Artinya jangan sampai biaya logistik yang ditanggung oleh investor terlalu besar dan mahal. Membuat para investor malah merelokasikan usahanya ke negara lain.

"Kalau biaya logistik sangat mahal tentu akan menjadi opportunity lost untuk membandingkan investasi lain," kata Enny.

Sementara itu, Sekretaris Jenderal Asosiasi Serikat Pekerja (ASPEK) Indonesia Sabda Pranawa Djati menjelaskan tutupnya dua pabrik elektronik tersebut bukan karena tuntutan gaji para buruh, tetapi karena Panasonic dan Toshiba tidak dapat bertahan dengan iklim bisnis yang ada di Indonesia.

Dia menambahkan penutupan kedua pabrik tersebut bukanlah penutupan pabrik secara keseluruhan, tetapi ada beberapa bagian pabrik yang ditutup. Misalnya Panasonic hanya menutup pabrik lampunya.

Dengan ada PHK massal dari kedua perusahaan tersebut. Dia pun meminta pemerintah harus mampu membuat lapangan kerja baru, untuk menampung para pekerja yang terkena PHK dari Panasonic dan Toshiba. Menurut Sabda saat ini pemerintah memiliki kedekatan dengan pemerintahan China dan banyak sekali investor China mau berinvestasi di Indonesia, artinya pemerintah harus memberikan syarat kepada investor China agar menampung para korban PHK dari Panasonic dan Toshiba untuk bekerja.

"Ini tanggung jawab pemerintah untuk memberikan lapangan kerja baru," kata Sabda kepada gresnews.com.

Seperti diketahui Toshiba akan menutup  pabrik televisinya di kawasan industri Cikarang, mulai April 2016 mendatang. Alasan penutupan pabrik Toshiba itu dikabarkan karena produk televisi mereka kalah bersaing dengan produk lain, serta terus menipisnya keuntungan mereka di bisnis ini. Penutupan pabrik ini berdampak pemutusan hubungan kerja terhadap 900 buruhnya. Di Indonesia Toshiba hanya menyisakan investasi pabrik printer-nya di Batam.

Sedang Panasonic menutup pabrik lampu Panasonic Denco, yang berlokasi di Pasuruan. Akibat penutupan ini Panasonic harus mem-PHK 600 karyawannya. Panasonic juga menutup pabriknya di Bekasi mulai Februari ini.

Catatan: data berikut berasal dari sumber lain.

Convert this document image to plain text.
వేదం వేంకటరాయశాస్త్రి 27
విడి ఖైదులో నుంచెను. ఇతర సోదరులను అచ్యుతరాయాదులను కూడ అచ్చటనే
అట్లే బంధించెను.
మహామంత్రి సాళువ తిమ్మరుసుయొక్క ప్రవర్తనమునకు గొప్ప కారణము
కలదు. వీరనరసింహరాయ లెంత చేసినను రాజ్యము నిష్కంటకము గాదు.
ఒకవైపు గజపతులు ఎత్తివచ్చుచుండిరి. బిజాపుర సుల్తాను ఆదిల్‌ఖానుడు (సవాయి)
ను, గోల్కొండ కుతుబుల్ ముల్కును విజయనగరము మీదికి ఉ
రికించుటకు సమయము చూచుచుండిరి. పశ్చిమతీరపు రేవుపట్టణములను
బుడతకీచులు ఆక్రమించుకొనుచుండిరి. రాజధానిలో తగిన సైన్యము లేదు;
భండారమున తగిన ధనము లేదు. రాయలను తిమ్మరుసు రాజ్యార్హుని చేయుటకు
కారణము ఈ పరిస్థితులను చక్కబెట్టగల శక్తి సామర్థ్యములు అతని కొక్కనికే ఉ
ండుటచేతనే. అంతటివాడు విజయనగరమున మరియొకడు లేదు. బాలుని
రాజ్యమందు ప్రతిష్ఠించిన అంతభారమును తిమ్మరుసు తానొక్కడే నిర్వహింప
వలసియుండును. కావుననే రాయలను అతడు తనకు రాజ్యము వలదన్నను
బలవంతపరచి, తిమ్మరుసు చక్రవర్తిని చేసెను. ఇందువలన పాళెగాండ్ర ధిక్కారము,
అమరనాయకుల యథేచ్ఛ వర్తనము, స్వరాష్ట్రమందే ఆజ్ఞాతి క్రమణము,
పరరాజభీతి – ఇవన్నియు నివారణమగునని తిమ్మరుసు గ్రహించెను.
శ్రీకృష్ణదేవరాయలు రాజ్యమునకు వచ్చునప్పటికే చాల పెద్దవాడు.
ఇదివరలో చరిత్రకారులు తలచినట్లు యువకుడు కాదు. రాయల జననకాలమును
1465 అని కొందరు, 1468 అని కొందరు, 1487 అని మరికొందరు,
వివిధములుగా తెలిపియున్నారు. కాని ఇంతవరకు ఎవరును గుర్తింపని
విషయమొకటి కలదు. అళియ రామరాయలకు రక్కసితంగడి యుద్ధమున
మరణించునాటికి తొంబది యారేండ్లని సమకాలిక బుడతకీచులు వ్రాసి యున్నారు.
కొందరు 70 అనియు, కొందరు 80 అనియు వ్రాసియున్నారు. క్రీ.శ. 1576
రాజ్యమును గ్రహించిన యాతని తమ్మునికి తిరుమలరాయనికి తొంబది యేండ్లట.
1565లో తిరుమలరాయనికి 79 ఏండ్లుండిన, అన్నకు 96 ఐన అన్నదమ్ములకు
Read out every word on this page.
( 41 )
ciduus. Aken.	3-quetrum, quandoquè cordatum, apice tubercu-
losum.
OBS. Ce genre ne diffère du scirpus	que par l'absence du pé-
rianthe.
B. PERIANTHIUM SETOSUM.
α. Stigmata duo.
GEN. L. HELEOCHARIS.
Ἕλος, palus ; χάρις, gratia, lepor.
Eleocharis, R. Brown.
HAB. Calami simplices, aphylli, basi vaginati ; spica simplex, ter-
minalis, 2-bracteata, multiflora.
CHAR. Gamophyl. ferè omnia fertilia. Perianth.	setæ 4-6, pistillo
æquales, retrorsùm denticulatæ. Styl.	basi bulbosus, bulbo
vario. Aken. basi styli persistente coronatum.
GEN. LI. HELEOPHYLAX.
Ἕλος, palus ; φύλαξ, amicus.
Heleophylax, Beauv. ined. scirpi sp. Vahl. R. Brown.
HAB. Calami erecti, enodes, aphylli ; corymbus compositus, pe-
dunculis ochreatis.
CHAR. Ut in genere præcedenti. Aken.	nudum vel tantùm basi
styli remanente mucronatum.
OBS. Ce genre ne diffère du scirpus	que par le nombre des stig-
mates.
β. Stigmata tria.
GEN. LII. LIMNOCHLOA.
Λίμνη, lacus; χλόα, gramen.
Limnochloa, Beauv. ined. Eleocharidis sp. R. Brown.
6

BANTAH TERKAIT KERETA CEPAT - Penutupan dua pabrik asal Jepang ini pun memunculkan rumor, bahwa hengkangnya dua pabrik besar di bidang elektronik ini  dipengaruhi oleh kebijakan pemerintah  yang lebih menganak-emaskan investor dari negeri China. Termasuk gagalnya investor Jepang menguasai proyek kereta cepat Jakarta Bandung.   

Namun rumor ini dibantah Sekretaris Kabinet (Seskab) Pramono Anung, menurutnya isu keterkaitan penutupan pabrik elektronik Panasonic dan Toshiba tidak terkait dengan kegagalan Jepang menggarap proyek kereta cepat Jakarta-Bandung.

Menurut Anung pihaknya telah menanyakan kepada manajemen dua perusahaan tersebut.  Intinya,  menurut Anung, perusahaan-perusahaan tersebut bukan menarik usahanya. Tetapi memang karena ada penurunan kapasitas sehingga melakukan relokasi. "Ini sebenarnya sama sekali tidak ada hubungannya dengan kereta cepat ya," katanya kepada wartawan di Istana Negara, seperti dilansir setkab.go.id.

Ia menegaskan, tidak ada kaitannya relokasi dengan pengerjaan proyek kereta cepat Jakarta-Bandung yang garap BUMN dan investor China.

"Karena di beberapa hal yang nilai value-nya, hampir sama dengan nilai kereta cepat mereka juga mengerjakan. Misalnya di project electricity, kemudian di perhubungan. Sehingga sama sekali tidak ada hubungan kereta cepat,” ujar Pramono.

Pramono menambahkan bahwa pabrik Panasonic dan Toshiba juga tidak hengkang, tetapi hanya relokasi ke daerah Bogor. Sehingga kedua perusahaan itu memberikan pilihan kepada tenaga kerjanya,  apakah mau pindah ke tempat baru atau di PHK.